By Jan White
It was the summer of 1919. Future president, Dwight Eisenhower, was a twenty-eight-year-old lieutenant stationed at Maryland’s Camp Mead – 1,500 miles away from his wife and infant son, who lived in Denver. Disappointed that he’d been kept stateside during World War I, Eisenhower was looking for a worthwhile undertaking to occupy his time.
When he heard that two tank officers were needed as volunteers from the military base to participate in a coast-to-coast military convoy to San Francisco, Eisenhower was first to sign up. It wasn’t as exciting as combat, but as Eisenhow later described the project as, “a genuine adventure.”
Because the cross-country caravan took place just months after the end of World War I, the War Department considered it as part victory lap, part publicity stunt. But the military saw the convoy as a way to test the capabilities of the Army’s Motor Transport Corps and highlight the poor state of America’s roads.
It was the morning of July 7, 1919. Following an elaborate dedication ceremony at the Zero Milestone, the point from which all highway miles to the nation’s capital are to be measured, the “motor truck train” rumbled due west out of Washington, D.C. The eighty-one vehicle convoy included ambulances, tanker trucks, field kitchens, passenger cars that carried reporters and automotive company representatives, searchlight trucks, and a five-ton trailer hauling a pontoon boat christened Mayflower II.
The caravan had only been on the road about four hours before the problems began. A kitchen trailer broke its coupling, a fan belt broke on an observation car, and another truck suffered a broken magneto before the convoy stopped in Frederick, Maryland, for the night. The troops had only covered forty-six miles in seven hours - barely over six miles per hour. More delays followed when roofs of covered bridges proved too low for the trucks, causing unexpected detours. Stripped gears, over-heated radiators, and vehicles mired in the mud added to the delays. On a bright note, a custom-designed Militor tractor truck, which cost the military $40,000, earned its worth by towing vehicle after vehicle out of roadside ditches and mud holes. It even arrived at camp one night, towing four trucks in its wake.
Once the caravan moved through Illinois, it left behind paved sections of the Lincoln Highway. A fleet of Harley-Davidson and Indian motorcycles rode as scouts ahead of the convoy to inspect road conditions, marking the route forward with painted arrows.

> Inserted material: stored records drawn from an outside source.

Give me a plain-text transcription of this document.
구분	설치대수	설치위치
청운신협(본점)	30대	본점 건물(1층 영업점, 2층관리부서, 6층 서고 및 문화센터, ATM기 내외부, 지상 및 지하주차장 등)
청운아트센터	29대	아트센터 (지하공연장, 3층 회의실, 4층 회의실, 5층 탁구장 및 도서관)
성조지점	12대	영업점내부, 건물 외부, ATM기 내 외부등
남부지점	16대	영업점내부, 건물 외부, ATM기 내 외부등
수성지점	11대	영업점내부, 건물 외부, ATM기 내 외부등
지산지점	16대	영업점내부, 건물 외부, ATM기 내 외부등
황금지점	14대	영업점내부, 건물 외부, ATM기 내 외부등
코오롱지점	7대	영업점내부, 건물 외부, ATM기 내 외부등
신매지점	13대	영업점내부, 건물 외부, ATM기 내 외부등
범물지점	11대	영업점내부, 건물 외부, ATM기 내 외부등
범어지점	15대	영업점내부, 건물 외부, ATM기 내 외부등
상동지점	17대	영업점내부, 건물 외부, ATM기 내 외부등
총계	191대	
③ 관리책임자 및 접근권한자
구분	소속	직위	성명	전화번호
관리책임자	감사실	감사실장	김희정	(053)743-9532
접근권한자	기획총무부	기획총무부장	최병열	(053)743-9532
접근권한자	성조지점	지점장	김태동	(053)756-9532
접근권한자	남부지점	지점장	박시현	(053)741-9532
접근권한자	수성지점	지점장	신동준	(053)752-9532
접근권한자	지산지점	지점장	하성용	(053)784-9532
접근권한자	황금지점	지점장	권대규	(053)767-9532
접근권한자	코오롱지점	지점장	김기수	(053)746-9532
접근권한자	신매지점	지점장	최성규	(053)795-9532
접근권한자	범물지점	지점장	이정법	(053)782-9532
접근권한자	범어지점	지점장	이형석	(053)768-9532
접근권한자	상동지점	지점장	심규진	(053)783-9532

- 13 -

Two days were lost in Nebraska as the convoy encountered sand as slippery as ice, and outside North Platte, twenty-five trucks, including the Militor, slid into a roadside ditch. And it took the convoy seven hours to cross one nightmarish stretch of 200 yards of quicksand. But that wasn’t the worst of it. Eisenhower reported that Utah’s stretch of the Lincoln Highway was “one succession of dust, ruts, pits, and holes.” Troops had to physically remove sand drifts from the road. Vehicles repeatedly got stuck in the desert where no rain had been recorded for eighteen weeks. When dozens of trucks were mired in the salt flats, the soldiers were forced to tow them by hand. The troops began to suffer from a lack of water, which had been rationed to one cup for dinner and another overnight. The commander even posted guards around the water tanker to prevent stealing until a shipment of water from the Utah Highway Commission could arrive.
It wasn’t all just misery, though. Band concerts, street dances, banquets, and endless speeches by local politicians greeted the two-mile-long convoy as it rolled across the country. And once they arrived in California, the convoy made it back onto paved roads, hitting top speeds of ten miles per hour. In San Francisco, the vehicles paraded through the flag-festooned streets to the end of the Lincoln Highway - six days behind schedule.
The caravan had navigated 3,242 miles through eleven states in sixty-two days, at an average of 52 miles per day.
In his book, At Ease: Stories I Tell to Friends, Eisenhower wrote, “To those who have known only concrete and macadam highways of gentle grades and engineered curves, such a trip might seem humdrum. In those days, we were not sure it could be accomplished at all. Nothing of the sort had ever been attempted.” Eisenhower lamented the lack of investment in maintaining existing roads. “I think that every officer on the convoy had recommended in his report that efforts should be made to get our people interested in producing better roads. It seems evident that a very small amount of money spent at the proper time would have kept the road in good condition.”
Later, when he was Supreme Commander of the Allied Forces in World War II, Eisenhower experienced first-hand how Nazi Germany’s high-speed autobahn helped the troops to mobilize quickly. “After seeing the autobahns of modern Germany and knowing the asset those highways were to the Germans, I decided, as president, to put an emphasis on this kind of road building,” Eisenhower said that the 1919 road trip had always remained in the forefront of his mind. “The old convoy had started me thinking about good, two-lane highways, but Germany had made me see the wisdom of broader ribbons across the land.”
Because he championed its creation, in 1990, the American Interstate Highway System was officially named the Dwight D. Eisenhower National System of Interstate and Defense Highways in his honor.
As of 2020, about one-quarter of all vehicles driven in the country used the Interstate Highway System, which is about 48,756 miles.